Having lived through those tumultuous 1960s, when the Civil Rights movement reached its bloody zenith, I still say that racism today is far more pervasive and divisive than it was then. Back then, society was unfortunately organized around racism. Today it is not. Today racism is more deceptive. You see it in the offices you work in, when equally qualified individuals are up for the same job, but the white male establishment chooses one of its own for the promotion. You see it in school, where the black kids all sit together in the classroom across from the white kids. You see it on television, where it is rare for a lead role in a fictional drama to be played by a black actor. You see it in the movies, where romantic stories are generally built around white characters.

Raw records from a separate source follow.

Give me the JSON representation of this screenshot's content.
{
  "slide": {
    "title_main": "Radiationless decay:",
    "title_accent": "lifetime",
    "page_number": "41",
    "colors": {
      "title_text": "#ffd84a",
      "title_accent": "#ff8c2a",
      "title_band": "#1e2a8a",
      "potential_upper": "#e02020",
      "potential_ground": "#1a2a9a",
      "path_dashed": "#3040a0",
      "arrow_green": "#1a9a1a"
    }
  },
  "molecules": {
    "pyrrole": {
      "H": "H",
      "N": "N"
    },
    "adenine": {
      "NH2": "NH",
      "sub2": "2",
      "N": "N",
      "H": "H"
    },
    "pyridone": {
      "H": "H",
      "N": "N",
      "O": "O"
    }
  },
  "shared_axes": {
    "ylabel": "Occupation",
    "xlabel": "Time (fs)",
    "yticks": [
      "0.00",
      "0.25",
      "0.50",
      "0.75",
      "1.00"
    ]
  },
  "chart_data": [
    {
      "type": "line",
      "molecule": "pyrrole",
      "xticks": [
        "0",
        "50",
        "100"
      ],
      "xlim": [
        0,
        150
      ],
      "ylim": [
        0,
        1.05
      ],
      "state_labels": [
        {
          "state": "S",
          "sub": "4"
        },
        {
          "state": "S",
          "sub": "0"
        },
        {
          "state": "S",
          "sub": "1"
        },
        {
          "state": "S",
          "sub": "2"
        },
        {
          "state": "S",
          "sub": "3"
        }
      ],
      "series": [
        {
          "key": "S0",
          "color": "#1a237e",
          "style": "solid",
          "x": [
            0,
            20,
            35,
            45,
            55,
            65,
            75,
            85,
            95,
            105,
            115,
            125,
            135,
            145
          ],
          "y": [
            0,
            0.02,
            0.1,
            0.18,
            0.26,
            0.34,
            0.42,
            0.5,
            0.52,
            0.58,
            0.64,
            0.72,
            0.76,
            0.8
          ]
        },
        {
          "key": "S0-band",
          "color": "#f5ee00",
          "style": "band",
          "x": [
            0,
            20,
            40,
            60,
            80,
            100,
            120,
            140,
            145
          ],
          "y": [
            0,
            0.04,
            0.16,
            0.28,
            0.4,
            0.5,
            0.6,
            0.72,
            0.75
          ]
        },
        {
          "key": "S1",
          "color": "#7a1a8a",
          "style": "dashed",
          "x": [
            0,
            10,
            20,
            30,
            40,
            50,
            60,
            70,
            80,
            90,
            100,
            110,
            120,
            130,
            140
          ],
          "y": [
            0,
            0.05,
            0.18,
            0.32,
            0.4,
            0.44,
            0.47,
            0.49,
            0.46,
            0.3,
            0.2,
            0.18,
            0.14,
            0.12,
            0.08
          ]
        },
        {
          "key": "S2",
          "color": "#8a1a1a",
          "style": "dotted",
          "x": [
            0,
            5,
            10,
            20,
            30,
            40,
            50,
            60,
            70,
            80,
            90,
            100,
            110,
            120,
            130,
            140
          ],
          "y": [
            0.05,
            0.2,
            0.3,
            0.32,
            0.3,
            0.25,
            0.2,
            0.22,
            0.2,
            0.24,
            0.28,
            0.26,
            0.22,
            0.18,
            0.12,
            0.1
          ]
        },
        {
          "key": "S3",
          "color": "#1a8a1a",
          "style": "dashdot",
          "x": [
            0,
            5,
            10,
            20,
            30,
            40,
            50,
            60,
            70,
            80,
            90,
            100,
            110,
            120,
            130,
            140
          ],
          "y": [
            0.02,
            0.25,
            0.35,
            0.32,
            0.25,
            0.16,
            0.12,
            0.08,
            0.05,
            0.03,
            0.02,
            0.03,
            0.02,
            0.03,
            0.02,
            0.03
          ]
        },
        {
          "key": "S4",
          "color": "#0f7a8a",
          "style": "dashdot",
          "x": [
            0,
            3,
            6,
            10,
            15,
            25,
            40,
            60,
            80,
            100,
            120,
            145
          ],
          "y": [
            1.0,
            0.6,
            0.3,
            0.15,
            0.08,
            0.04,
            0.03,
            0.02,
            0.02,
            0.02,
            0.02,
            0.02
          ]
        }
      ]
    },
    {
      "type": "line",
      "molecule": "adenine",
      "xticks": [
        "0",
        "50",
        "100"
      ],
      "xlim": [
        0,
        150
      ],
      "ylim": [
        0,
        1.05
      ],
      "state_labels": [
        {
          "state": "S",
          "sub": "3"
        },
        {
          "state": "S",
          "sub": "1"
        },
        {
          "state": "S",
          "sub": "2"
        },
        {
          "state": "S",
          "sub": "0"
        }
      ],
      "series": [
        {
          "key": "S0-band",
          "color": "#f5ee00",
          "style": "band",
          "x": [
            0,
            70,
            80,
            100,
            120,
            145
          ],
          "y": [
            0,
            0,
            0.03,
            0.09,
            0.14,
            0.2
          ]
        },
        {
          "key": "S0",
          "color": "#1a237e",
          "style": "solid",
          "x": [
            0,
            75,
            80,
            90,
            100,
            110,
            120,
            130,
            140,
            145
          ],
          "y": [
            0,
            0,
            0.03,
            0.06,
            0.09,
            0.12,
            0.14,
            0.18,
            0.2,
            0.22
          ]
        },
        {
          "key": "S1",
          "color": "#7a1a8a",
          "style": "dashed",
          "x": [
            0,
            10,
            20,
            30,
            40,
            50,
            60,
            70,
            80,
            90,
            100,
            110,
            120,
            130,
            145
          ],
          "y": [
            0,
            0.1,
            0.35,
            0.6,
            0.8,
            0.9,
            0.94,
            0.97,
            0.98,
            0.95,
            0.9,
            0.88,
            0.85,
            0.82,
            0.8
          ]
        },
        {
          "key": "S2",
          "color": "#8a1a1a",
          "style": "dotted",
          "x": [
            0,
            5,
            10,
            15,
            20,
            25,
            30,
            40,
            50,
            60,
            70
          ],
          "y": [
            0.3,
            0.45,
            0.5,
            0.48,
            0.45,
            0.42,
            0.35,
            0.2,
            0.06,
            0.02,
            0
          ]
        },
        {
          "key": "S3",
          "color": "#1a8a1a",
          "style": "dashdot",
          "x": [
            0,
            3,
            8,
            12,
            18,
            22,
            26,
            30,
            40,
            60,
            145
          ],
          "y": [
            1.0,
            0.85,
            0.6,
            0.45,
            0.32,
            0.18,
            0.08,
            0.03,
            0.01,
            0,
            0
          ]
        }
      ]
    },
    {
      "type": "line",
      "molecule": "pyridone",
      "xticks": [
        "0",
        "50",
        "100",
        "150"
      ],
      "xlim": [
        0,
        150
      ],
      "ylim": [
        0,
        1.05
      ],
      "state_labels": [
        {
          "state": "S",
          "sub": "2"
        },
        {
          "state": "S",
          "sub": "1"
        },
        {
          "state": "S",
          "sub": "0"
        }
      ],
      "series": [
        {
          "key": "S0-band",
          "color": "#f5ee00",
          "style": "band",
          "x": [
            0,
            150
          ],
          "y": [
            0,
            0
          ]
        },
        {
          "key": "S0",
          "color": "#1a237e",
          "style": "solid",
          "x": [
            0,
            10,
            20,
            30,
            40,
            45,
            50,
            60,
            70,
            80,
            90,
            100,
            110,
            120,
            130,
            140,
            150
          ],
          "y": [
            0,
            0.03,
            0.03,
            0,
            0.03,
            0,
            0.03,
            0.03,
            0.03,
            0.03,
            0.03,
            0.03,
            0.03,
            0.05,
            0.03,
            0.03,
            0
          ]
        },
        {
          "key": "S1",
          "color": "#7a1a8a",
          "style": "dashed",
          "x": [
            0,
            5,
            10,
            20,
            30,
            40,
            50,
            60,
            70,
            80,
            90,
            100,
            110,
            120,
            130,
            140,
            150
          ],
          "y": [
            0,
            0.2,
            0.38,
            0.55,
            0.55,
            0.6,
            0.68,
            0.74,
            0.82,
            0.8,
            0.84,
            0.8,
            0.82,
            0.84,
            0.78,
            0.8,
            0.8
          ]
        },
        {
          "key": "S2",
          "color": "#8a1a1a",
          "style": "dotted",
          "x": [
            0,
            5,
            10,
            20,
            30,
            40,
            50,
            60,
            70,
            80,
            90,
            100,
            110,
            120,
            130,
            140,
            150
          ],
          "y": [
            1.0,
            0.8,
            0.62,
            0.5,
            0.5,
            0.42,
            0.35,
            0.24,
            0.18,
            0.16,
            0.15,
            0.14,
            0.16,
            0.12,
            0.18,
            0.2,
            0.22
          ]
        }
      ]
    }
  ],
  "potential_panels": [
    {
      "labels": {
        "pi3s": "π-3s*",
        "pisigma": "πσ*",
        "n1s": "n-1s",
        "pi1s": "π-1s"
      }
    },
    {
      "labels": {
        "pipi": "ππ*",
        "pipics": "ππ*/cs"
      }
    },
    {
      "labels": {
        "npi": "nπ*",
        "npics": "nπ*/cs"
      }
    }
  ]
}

So, nobody’s using separate drinking fountains anymore, or banning entire population segments from lunch counters, or giving whites preferential treatment on public transportation. Instead, racism rears its aged head in more institutional ways. How many fingers do you have left when you try to count the number of black CEOs of Fortune 500 companies? What’s the percentage of black elected officials in the 112th U.S. Congress? I’ll help you on that one – it’s 9.66%, far below the percentage of black Americans, according to the U.S. government’s own stats. How many blacks make it in to med school in America? According to the American Association of Medical Colleges, in 2010 there were almost 50,000 active white enrollees in the nation’s medical schools, vs. just over 5,500 blacks.

Unfortunately, activism is not the main event in America anymore. Where are the Bayard Rustins of the world now? Twenty-five years from now will Congress, corporate America, television, movies and med schools still be lily white? I’m an optimist, but I’m also a realist. Twenty-five years ago was 1986 – do you sense a major shift in the arduous climb toward racial equality since 1986? Neither do I. But still, I can’t help thanking Bayard Rustin and his associates, and the many courageous Freedom Riders of 1961 for all that they did. I’m waiting for that same new day in America that I was waiting for back in the 1960s, but no matter what happens next, what happened back then was nothing short of exceptional.